Bullies in the office? They could be more common than you might think

Leonor Vivanco, Red Eye Chicago, 4/8/12
Bullying -- certainly the buzzword of the moment -- happens not only to students at school but to adults at work. In fact, bullying in all its forms has become a flashpoint in the national conversation. The "It Gets Better" video project to prevent gay bullying has resulted in more than 3.3 million page views since its 2010 launch. Meanwhile, the documentary "Bully" garnered national media attention as producers fought to get its R rating changed to PG-13 so it could be shown in schools. A CareerBuilder survey last year showed 29% of American workers ages 24 or younger said they were bullied at work. Another survey by the Workplace Bullying Institute in 2010, put the number even higher among adults, with 35% saying they have been bullied on the job. "We are where we were with sexual harassment 10 to 15 years ago," said Judy Skorek, associate professor at Concordia University Chicago. "We know it's wrong.
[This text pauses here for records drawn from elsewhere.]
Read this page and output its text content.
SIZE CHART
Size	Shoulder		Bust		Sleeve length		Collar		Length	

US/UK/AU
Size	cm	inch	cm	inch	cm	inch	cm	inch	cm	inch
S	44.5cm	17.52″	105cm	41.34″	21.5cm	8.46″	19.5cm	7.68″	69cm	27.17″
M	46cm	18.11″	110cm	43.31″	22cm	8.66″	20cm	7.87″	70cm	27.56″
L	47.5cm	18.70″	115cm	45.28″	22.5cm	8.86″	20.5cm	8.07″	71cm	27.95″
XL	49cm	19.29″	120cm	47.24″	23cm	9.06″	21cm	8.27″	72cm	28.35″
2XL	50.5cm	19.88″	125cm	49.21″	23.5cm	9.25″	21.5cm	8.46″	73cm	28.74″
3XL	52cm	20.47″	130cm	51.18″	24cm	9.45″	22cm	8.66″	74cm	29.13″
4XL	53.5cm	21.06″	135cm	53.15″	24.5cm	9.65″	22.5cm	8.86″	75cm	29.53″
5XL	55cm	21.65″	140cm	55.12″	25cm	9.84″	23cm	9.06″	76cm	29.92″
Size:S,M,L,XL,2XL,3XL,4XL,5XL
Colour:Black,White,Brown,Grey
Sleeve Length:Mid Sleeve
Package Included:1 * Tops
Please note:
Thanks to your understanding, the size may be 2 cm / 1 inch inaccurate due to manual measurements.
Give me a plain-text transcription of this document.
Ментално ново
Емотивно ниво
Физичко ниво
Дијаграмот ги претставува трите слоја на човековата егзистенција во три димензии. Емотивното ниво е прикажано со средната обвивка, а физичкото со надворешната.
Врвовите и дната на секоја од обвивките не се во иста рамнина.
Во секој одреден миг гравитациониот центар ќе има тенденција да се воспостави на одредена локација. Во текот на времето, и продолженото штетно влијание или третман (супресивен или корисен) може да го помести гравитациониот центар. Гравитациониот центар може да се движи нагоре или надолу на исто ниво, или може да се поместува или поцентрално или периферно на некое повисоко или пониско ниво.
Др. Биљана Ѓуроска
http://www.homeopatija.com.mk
We know we need to address it, and it's been out there for a long time." The problem doesn't seem to be getting better given the challenging economy, said Suzy Fox, a professor at Loyola University. "Companies are less likely to put in resources that are healthy workplace employee benefit-type policies because no one has any money and people are really stressed and fearful for their job," she said. "This kind of environment is really fertile for bullying behavior." Workplace experts say employers need to issue corporate statements against bullying, define it as unacceptable, and create a policy for reporting it and a system to prevent it.